“Se para muitos o frio aliado à neve pode-se transformar em um obstáculo, para nós deu lugar a alguns dos melhores momentos de aventura que a Lapónia pode proporcionar: fugir para as florestas brancas e disfrutar do seu esplendor!”
Iniciamos o dia com um nevão que deixou a cidade de Rovaniemi totalmente alva, dando-nos a certeza de que a nossa experiência de conduzir um trenó puxado por enérgicos huskies siberianos se tornaria uma proeza muito especial, e assim foi. Rumamos para sul, em direção a um circuito com uma extensão de aproximadamente oito quilómetros, onde o Viajante Ilustrador se tornou um “musher” (condutor), tomando as rédeas de oito bravos huskies siberianos, e comigo na navegação, quase levantamos voo tal a velocidade destes amigos patudos!
O husky siberiano é uma das raças caninas mais antigas do mundo, fazendo-nos recuar até há cerca de dois mil anos atrás. A criação e disseminação da raça é creditada a uma tribo chamada Chukchi, que utilizava estes cães para puxar os trenós. As características físicas dos huskies eram ideais para trabalho, dada a sua capacidade para suportar longas distâncias, carregar objetos e também tolerar o frio da Sibéria. Talvez a sua aparência de lobo nos leve a pensar erroneamente de que algo de selvagem define o seu comportamento, mas na verdade trata-se de um companheiro sociável, que apesar de primar pela teimosia e reinar uma lógica de matilha, adora o conforto e segurança do seu lar.
Embora seja admirável a sua capacidade física, a sua maior proeza reside na sua força mental, no seu instinto e na sua capacidade de organização em matilha. Os mais inteligentes e mais rápidos são colocados na liderança, seguindo-se os mais hábeis, para direcionar e curvar o grupo, sendo que na cauda tipicamente são colocados os mais fortes. A intercalar, são ainda colocados os chamados cães de equipa, que embora não tenham nenhuma característica diferenciadora, colaboram em todas as tarefas e são (re)distribuídos em função das necessidades em cada etapa da viagem.
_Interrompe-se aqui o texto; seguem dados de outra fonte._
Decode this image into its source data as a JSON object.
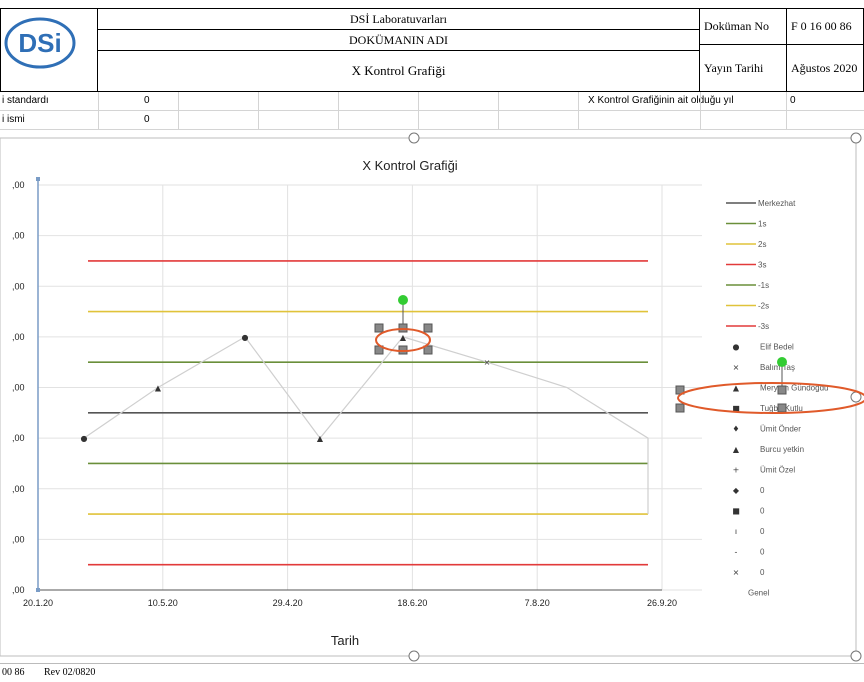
{
  "header": {
    "org_name": "DSİ Laboratuvarları",
    "doc_name_label": "DOKÜMANIN ADI",
    "doc_title": "X  Kontrol Grafiği",
    "doc_no_label": "Doküman No",
    "doc_no_value": "F 0 16 00 86",
    "pub_date_label": "Yayın Tarihi",
    "pub_date_value": "Ağustos 2020",
    "logo_text": "DSi"
  },
  "rows": {
    "row1_label": "i standardı",
    "row1_value": "0",
    "row2_label": "i ismi",
    "row2_value": "0",
    "year_label": "X Kontrol Grafiğinin ait olduğu yıl",
    "year_value": "0"
  },
  "chart_data": {
    "type": "line",
    "title": "X Kontrol Grafiği",
    "xlabel": "Tarih",
    "ylabel": "",
    "x_ticks": [
      "20.1.20",
      "10.5.20",
      "29.4.20",
      "18.6.20",
      "7.8.20",
      "26.9.20"
    ],
    "y_ticks": [
      ",00",
      ",00",
      ",00",
      ",00",
      ",00",
      ",00",
      ",00",
      ",00",
      ",00"
    ],
    "ylim": [
      0,
      8
    ],
    "control_lines": [
      {
        "name": "Merkezhat",
        "value": 3.5,
        "color": "#555555"
      },
      {
        "name": "1s",
        "value": 2.5,
        "color": "#6a8f3a"
      },
      {
        "name": "2s",
        "value": 1.5,
        "color": "#e0c33a"
      },
      {
        "name": "3s",
        "value": 0.5,
        "color": "#e23a3a"
      },
      {
        "name": "-1s",
        "value": 4.5,
        "color": "#6a8f3a"
      },
      {
        "name": "-2s",
        "value": 5.5,
        "color": "#e0c33a"
      },
      {
        "name": "-3s",
        "value": 6.5,
        "color": "#e23a3a"
      }
    ],
    "series_line": [
      3.0,
      4.0,
      5.0,
      3.0,
      5.0,
      4.5,
      4.0,
      3.0,
      3.0
    ],
    "legend": [
      {
        "label": "Merkezhat",
        "kind": "line",
        "color": "#555555"
      },
      {
        "label": "1s",
        "kind": "line",
        "color": "#6a8f3a"
      },
      {
        "label": "2s",
        "kind": "line",
        "color": "#e0c33a"
      },
      {
        "label": "3s",
        "kind": "line",
        "color": "#e23a3a"
      },
      {
        "label": "-1s",
        "kind": "line",
        "color": "#6a8f3a"
      },
      {
        "label": "-2s",
        "kind": "line",
        "color": "#e0c33a"
      },
      {
        "label": "-3s",
        "kind": "line",
        "color": "#e23a3a"
      },
      {
        "label": "Elif Bedel",
        "kind": "marker",
        "marker": "●"
      },
      {
        "label": "Balım Taş",
        "kind": "marker",
        "marker": "×"
      },
      {
        "label": "Meryem Gündoğdu",
        "kind": "marker",
        "marker": "▲"
      },
      {
        "label": "Tuğba Kutlu",
        "kind": "marker",
        "marker": "■"
      },
      {
        "label": "Ümit Önder",
        "kind": "marker",
        "marker": "♦"
      },
      {
        "label": "Burcu yetkin",
        "kind": "marker",
        "marker": "▲"
      },
      {
        "label": "Ümit Özel",
        "kind": "marker",
        "marker": "+"
      },
      {
        "label": "0",
        "kind": "marker",
        "marker": "◆"
      },
      {
        "label": "0",
        "kind": "marker",
        "marker": "■"
      },
      {
        "label": "0",
        "kind": "marker",
        "marker": "ı"
      },
      {
        "label": "0",
        "kind": "marker",
        "marker": "-"
      },
      {
        "label": "0",
        "kind": "marker",
        "marker": "×"
      },
      {
        "label": "Genel",
        "kind": "text"
      }
    ]
  },
  "footer": {
    "left": "00 86",
    "rev": "Rev 02/0820"
  }
}
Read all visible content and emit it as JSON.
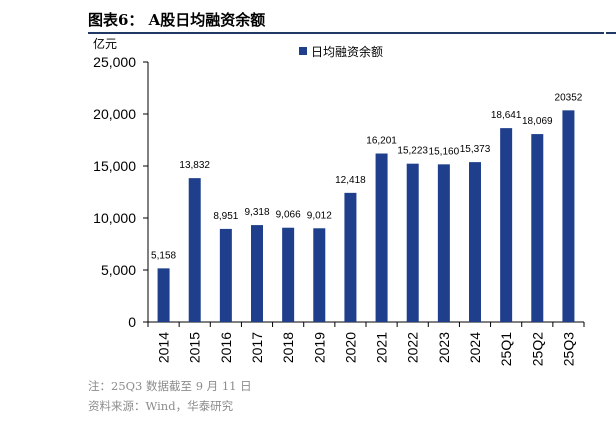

Na história canina universal, os irmãos Taro e Jiro ocupam um lugar especial, depois de terem sido abandonados por uma expedição cientifica japonesa na Antártida aquando condições meteorológicas adversas em 1958, conseguiram sobreviver durante um ano, resistindo ao frio extremo e à ausência de recursos básicos. Após terem sido encontrados com vida, no ano seguinte, estes cães tornaram-se heróis nacionais.
Dadas a similitude entre a Sibéria e a Lapónia, onde a caça assume grande importância e onde os grandes nevões também impossibilitavam o transporte de pessoas e carga por meios tradicionais, os huskies foram rapidamente adotados, e estes sentiram-se em casa. Após a nossa aventura, agradecemos aos nossos fiéis amigos a louca experiência, reconfortamo-nos rapidamente junto de uma boa lareira, e partimos rumo ao Norte, que nos aguardava.
“Era vez de dar-mos cordas “às botas” e arrancar num pequeno trilho pedestre pela pequena ilha de Könkään, situada no rio Raudanjoki, com pontes, passadiços e abrigos temporários totalmente equipados que permitem que, durante todo o ano, se possa disfrutar de uma floresta densa (monocromática, nesta altura invernosa), rodeada de exuberantes rápidos, ora congelados, ora em plena fluidez.”
Foi aqui que encontramos Mark, um fotógrafo de paisagem inglês apaixonado pela Lapónia, e com quem partilhamos um café quente. Este confidenciou-nos que se sentia parte integrante desta paisagem, procurando-a em expedições de longos dias. Com ela descobriu que as nossas atitudes modificam-se, pois começamos a perspetivar e a saborear a vida de modo mais equilibrado, completo e autêntico.
Essa partilha, hoje recordada, dá renovado sentido a este início de ano novo: importa redescobrir a nossa Natureza, dar tempo a cada etapa das nossas vidas, reservar momentos de introspeção, e quando o momento chegar, ir mais além!